ReplyDeleteNoting that all of those on the itemized list are 'bio' species, one wonders, “How many corresponding ‘cyber’ species might there already be?” A Power Point from neu.edu/pub/people/laf/Talks-2000 says: “* There are estimated 30,000 computer viruses in existence, * Over 300 new ones are created each month, (and) * First virus was created to show loopholes in software”.
Yet, need we restrict informational self-replication to cybercreatures that inhabit computers? Clearly, even before written language, didn’t the communal preservation of cultural (tribal) knowledge permit the persistence of ideas beyond the lives of the individual biobeings in which such ideas might have existed? Didn’t that represent the beginnings of cyberentities, non-conscious of course, which resided in the group consciousness of primitive tribes?
With written/spoken language and the emergence of memes, might a colony of memes not be said to qualify as a rudimentary cyber-network being, parasitically rooted in the culture it infested? Wouldn’t the spread of ideas by books among cultures be an extension of this? Might these rudimentary forms of reproducing and evolving information not be the seeds of what finally led us to where we are, today, with computational machinery inevitably on course toward a mammoth near-term evolutionary jump in the self-ordering of the universe, via the Singularity?
Thank you, Martine, for helping lead the way into this new adventure-land, this new frontier, where the rest of humankind may find itself emigrating far more rapidly than any emigration of the past. The sea to cross, in this case, is not one of physical dimensionality, but of conceptual dimensionality.
Many dispute uploading (by mindcloning) with the phrase, “but it wouldn’t be me”, when those same people cannot definitively say what them mean by “me”, yet they are frozen with fear of change that seems unnatural to them. This is not unlike the fear of heart transplants that existed before they became commonplace, and even the fear of space travel that crept to the very shores of such travel.
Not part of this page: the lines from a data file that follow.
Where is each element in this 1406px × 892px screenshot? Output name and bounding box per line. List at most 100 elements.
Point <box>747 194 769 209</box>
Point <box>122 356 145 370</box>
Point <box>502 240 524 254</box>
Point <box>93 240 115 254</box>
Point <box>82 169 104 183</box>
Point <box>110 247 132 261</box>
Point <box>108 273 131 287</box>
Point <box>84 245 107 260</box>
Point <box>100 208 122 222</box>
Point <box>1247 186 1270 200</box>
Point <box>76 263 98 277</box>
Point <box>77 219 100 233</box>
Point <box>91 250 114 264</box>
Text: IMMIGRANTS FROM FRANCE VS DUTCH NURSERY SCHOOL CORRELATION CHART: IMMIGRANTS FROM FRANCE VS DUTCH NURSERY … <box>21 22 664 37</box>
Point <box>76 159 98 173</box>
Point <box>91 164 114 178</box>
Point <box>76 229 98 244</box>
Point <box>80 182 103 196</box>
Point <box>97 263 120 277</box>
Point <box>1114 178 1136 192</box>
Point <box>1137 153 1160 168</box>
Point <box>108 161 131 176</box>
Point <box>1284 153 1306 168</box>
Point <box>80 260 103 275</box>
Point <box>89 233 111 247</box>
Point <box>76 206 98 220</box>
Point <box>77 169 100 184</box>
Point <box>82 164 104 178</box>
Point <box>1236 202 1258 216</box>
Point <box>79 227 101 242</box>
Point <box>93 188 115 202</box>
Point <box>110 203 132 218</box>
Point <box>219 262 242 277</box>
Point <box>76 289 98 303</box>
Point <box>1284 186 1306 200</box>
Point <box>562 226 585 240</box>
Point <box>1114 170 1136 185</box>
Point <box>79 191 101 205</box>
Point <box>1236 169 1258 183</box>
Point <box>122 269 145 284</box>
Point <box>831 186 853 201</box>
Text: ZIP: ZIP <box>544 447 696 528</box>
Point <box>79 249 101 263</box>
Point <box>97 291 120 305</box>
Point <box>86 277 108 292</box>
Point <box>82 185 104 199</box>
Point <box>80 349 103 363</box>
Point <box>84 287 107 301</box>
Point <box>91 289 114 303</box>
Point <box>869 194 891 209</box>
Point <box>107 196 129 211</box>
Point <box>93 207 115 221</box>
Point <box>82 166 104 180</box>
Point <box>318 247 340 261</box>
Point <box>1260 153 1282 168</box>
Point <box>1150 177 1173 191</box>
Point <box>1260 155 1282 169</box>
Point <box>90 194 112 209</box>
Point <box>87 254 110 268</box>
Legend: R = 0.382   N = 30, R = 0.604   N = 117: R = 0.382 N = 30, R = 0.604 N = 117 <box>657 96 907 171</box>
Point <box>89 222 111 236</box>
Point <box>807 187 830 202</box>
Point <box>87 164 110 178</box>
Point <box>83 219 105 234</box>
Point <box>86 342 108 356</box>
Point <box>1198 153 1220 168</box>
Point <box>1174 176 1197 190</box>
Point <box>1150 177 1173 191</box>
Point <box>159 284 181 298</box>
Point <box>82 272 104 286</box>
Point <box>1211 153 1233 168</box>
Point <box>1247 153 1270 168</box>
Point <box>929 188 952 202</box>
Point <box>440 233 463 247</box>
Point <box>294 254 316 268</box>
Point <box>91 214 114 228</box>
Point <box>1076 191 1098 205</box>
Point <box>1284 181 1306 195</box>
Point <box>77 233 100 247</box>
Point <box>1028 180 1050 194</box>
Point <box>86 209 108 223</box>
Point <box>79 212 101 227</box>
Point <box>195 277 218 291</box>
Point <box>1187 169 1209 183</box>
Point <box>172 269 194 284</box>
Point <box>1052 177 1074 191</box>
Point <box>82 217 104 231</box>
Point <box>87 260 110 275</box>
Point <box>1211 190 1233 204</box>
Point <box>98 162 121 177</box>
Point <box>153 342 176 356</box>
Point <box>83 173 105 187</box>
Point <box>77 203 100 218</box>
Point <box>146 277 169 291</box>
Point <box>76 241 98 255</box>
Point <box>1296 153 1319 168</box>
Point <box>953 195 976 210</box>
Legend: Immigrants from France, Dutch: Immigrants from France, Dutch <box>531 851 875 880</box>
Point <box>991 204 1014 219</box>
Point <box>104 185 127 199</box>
There’s a story many may remember, about the first Mercury suborbital flights. In the days leading up to the first launch, Houston’s Mission Control Center was flooded with phone calls of protest, that the astronaut could not survive the impact of weightlessness. Some were from physicians, who proclaimed, “You can’t put a man into space like that without destroying his brain!”
Nonetheless, the Mercury suborbital flight was completed without incident. The astronaut was interviewed on television extensively. The phone calls ceased. The fears disappeared.
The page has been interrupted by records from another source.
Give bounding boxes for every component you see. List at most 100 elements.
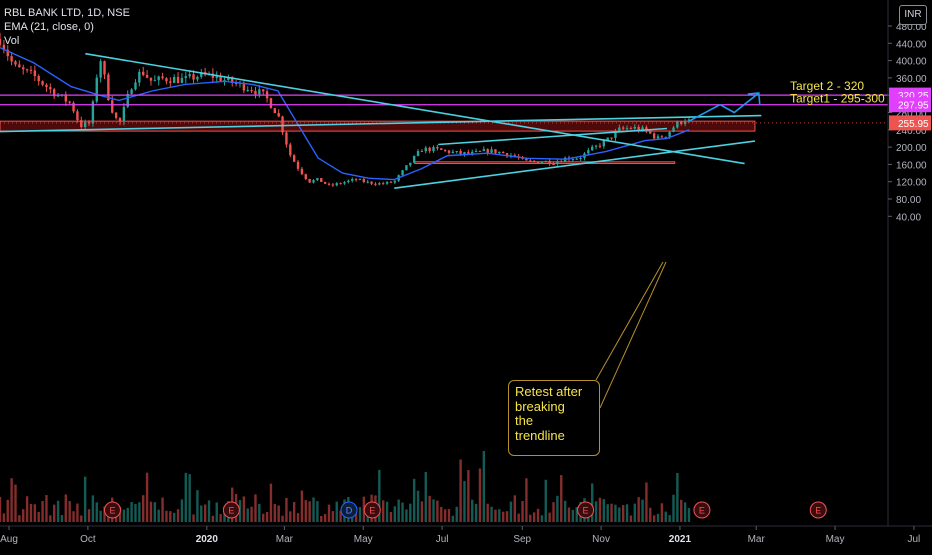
candle-body xyxy=(424,147,427,152)
candle-body xyxy=(389,181,393,183)
volume-bar xyxy=(215,502,218,522)
candle-body xyxy=(64,94,68,102)
volume-bar xyxy=(157,509,160,522)
support-zone xyxy=(414,161,676,165)
candle-body xyxy=(614,131,617,138)
candle-body xyxy=(304,174,307,180)
symbol-title[interactable]: RBL BANK LTD, 1D, NSE xyxy=(4,7,130,19)
volume-bar xyxy=(440,506,443,522)
volume-bar xyxy=(56,500,60,522)
volume-bar xyxy=(409,503,412,522)
candle-body xyxy=(680,121,683,124)
candle-body xyxy=(428,147,431,152)
volume-bar xyxy=(443,509,447,522)
volume-bar xyxy=(389,511,393,522)
candle-body xyxy=(114,112,118,118)
volume-bar xyxy=(614,504,617,522)
volume-bar xyxy=(378,469,381,522)
candle-body xyxy=(2,44,6,50)
candle-body xyxy=(118,117,122,122)
retest-line-1: Retest after xyxy=(515,384,583,399)
candle-body xyxy=(532,160,536,162)
retest-annotation[interactable]: Retest after breaking the trendline xyxy=(508,380,600,456)
volume-bar xyxy=(165,510,168,522)
price-tick-label: 40.00 xyxy=(896,212,921,223)
candle-body xyxy=(37,76,40,82)
volume-bar xyxy=(540,515,544,522)
time-tick-label: 2021 xyxy=(669,534,692,545)
volume-bar xyxy=(428,495,431,522)
candle-body xyxy=(575,158,578,160)
volume-bar xyxy=(385,501,389,522)
candle-body xyxy=(103,61,106,75)
earnings-marker xyxy=(809,501,827,519)
time-tick-label: Sep xyxy=(513,534,531,545)
volume-bar xyxy=(447,509,451,522)
volume-bar xyxy=(397,499,400,522)
volume-bar xyxy=(463,481,466,522)
candle-body xyxy=(505,153,509,157)
trendlines[interactable] xyxy=(0,52,762,189)
candle-body xyxy=(362,179,366,182)
candle-body xyxy=(273,108,277,114)
volume-bar xyxy=(451,515,455,522)
time-axis[interactable]: Aug Oct 2020 Mar May Jul Sep Nov 2021 Mar May Jul xyxy=(0,525,932,545)
volume-bar xyxy=(207,500,211,522)
currency-badge[interactable]: INR xyxy=(899,5,927,25)
volume-bar xyxy=(505,511,509,522)
volume-bar xyxy=(327,504,331,522)
candle-body xyxy=(556,161,559,165)
volume-bar xyxy=(265,511,269,522)
retest-line-2: breaking xyxy=(515,398,565,414)
volume-bar xyxy=(509,501,513,522)
volume-bar xyxy=(335,501,338,522)
ema-legend[interactable]: EMA (21, close, 0) xyxy=(4,21,94,33)
volume-bar xyxy=(118,506,122,522)
candle-body xyxy=(587,150,590,154)
candle-body xyxy=(490,149,493,153)
volume-bar xyxy=(161,497,164,522)
candle-body xyxy=(629,128,633,130)
candle-body xyxy=(339,183,342,185)
price-tick-label: 400.00 xyxy=(896,57,927,68)
volume-bar xyxy=(529,514,532,522)
candle-body xyxy=(223,79,226,82)
volume-bar xyxy=(188,474,191,522)
candle-body xyxy=(258,89,261,95)
volume-bar xyxy=(420,501,424,522)
candle-body xyxy=(459,151,462,155)
volume-bar xyxy=(60,514,64,522)
candle-body xyxy=(184,76,187,79)
earnings-marker xyxy=(103,501,121,519)
volume-bar xyxy=(606,504,609,522)
chart-legend: RBL BANK LTD, 1D, NSE EMA (21, close, 0)… xyxy=(4,6,130,48)
candle-body xyxy=(242,82,246,91)
candle-body xyxy=(351,179,354,181)
time-tick-label: Oct xyxy=(80,534,96,545)
candle-body xyxy=(676,121,679,128)
candle-body xyxy=(134,82,137,90)
volume-bar xyxy=(52,504,56,522)
volume-legend[interactable]: Vol xyxy=(4,35,20,47)
candle-body xyxy=(471,151,474,154)
candle-body xyxy=(560,161,563,163)
candle-body xyxy=(172,77,176,83)
price-axis[interactable]: 40.00 80.00 120.00 160.00 200.00 240.00 280.00… xyxy=(887,0,927,526)
time-tick-label: Nov xyxy=(592,534,610,545)
volume-bar xyxy=(142,495,145,522)
volume-bar xyxy=(172,512,176,522)
horizontal-levels[interactable] xyxy=(0,94,888,124)
candle-body xyxy=(72,102,75,112)
projection-arrow[interactable] xyxy=(688,92,761,122)
volume-bar xyxy=(656,513,660,522)
volume-bar xyxy=(149,501,153,522)
volume-bar xyxy=(134,504,137,522)
volume-bar xyxy=(176,509,180,522)
volume-bar xyxy=(203,504,207,522)
candle-body xyxy=(486,149,489,153)
candle-body xyxy=(432,146,435,152)
candle-body xyxy=(660,136,664,138)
Perhaps it will be that easy with the emergence of self-conscious cyberbeings. Before any emerging , self-conscious cyberbeings pass Turing tests that would satisfy some of us who are convinced that they are coming, the world may have long since accepted their existence and the validity of their self-consciousness.
Long before making the jump into cyberspace is well enough proven to make it a safely marketable trip, many may have done it, pioneering the pathways into the Singularity. Finally, it may seem that few will want to be left behind, and the main part of the journey will begin.